Le tribunal administratif de Paris concluait que Bruno LASSERRE, dont le nom était pudiquement dissimulé derrière l’intitulé générique de l’institution qu’il incarnait, avait failli à ses responsabilités : « Il doit être admis, au vu de ces éléments, que l’administration n’a pas, dans les délais requis par la gravité de la situation et la persistance de risques psycho-sociaux, procédé aux actions nécessaires pour faire cesser au plus tôt la situation de harcèlement moral dont était victime M. Mouzon et protéger la santé de cet agent« .
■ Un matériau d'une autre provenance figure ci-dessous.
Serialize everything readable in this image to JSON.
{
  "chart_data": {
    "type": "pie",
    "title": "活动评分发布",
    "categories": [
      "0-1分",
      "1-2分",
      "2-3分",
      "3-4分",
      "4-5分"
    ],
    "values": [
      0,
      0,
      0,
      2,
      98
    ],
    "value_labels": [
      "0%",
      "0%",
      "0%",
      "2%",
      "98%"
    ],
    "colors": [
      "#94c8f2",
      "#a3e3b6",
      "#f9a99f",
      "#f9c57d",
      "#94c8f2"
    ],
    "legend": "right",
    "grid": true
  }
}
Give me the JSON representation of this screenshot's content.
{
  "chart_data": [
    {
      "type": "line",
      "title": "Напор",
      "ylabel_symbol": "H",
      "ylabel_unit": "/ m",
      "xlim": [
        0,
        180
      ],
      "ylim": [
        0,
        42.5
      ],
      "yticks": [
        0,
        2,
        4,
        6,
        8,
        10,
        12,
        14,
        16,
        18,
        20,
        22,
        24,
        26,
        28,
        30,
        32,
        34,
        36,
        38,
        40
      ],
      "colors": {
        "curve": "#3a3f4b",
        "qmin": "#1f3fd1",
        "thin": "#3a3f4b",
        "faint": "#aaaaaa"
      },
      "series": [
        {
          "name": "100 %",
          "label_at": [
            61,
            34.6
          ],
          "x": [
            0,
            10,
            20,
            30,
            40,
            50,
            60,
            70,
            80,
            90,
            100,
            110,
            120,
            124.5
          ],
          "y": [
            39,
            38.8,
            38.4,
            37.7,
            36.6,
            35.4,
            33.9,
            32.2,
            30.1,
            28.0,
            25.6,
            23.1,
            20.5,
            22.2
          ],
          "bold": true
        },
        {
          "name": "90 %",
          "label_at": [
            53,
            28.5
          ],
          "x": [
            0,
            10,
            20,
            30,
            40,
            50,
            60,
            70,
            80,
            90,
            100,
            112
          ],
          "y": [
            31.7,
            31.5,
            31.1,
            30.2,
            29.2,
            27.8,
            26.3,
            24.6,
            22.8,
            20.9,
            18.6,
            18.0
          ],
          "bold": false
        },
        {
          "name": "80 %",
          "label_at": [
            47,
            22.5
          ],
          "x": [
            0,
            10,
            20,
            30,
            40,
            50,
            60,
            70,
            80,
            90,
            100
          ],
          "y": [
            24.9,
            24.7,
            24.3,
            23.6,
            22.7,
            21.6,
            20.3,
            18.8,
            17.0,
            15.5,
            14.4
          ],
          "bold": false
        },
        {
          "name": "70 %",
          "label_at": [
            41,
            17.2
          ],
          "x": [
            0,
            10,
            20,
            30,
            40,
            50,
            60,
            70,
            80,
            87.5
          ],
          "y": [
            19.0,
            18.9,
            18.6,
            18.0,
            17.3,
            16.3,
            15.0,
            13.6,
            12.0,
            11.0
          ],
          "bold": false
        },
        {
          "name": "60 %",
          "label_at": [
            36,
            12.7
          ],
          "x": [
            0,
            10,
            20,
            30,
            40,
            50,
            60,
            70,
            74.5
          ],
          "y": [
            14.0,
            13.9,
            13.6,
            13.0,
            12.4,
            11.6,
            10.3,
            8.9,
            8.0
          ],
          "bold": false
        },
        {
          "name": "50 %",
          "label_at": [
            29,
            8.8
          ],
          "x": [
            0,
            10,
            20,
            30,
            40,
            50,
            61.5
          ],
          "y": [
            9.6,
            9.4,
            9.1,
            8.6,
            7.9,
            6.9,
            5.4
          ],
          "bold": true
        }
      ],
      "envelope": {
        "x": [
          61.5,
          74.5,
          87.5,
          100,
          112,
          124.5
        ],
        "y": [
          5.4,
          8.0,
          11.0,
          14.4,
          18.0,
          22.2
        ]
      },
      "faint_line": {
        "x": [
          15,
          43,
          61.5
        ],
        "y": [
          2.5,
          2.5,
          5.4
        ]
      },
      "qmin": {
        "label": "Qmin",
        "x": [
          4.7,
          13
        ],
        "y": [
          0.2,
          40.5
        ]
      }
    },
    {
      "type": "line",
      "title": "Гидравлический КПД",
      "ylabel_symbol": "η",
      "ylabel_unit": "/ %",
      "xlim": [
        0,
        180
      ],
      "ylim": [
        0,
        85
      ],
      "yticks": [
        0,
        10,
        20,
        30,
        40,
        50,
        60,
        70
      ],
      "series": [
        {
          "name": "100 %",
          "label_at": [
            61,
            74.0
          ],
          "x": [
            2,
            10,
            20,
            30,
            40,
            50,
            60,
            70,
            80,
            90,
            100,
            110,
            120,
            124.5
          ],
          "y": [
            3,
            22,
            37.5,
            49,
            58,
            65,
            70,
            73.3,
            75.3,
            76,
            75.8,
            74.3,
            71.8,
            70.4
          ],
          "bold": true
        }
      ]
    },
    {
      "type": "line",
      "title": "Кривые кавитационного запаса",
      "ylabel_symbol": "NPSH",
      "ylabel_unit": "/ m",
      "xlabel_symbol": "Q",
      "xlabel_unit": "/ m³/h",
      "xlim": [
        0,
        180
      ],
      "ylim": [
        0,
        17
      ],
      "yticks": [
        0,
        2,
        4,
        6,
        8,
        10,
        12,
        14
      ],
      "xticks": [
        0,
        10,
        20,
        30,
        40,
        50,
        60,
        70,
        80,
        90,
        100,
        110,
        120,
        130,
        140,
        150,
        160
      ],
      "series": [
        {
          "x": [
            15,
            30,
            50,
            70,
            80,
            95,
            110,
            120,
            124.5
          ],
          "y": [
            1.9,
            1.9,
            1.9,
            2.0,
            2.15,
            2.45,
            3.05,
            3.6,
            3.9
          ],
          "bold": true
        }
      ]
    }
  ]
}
Ni l’État, ni l’Autorité de la concurrence n’ont interjeté appel de ce jugement devenu depuis lors définitif.

La mère d’Alain Mouzon a poursuivi son combat judiciaire en portant plainte contre Fabien Zivy pour harcèlement moral, et contre Bruno LASSERRE pour complicité de harcèlement moral.

Bruno LASSERRE, de son côté, a poursuivi son ascension vers le cénacle du pouvoir juridictionnel administratif : le 28 septembre 2016, il a été nommé président de la section de l’intérieur du Conseil d’Etat, puis le 16 mai 2018, le président de la République l’a nommé vice-président du conseil d’Etat à compter du 29 mai 2018, fonctions qu’il a quittées le 4 janvier 2022, non pas volontairement, mais parce qu’il était atteint par la limite d’âge.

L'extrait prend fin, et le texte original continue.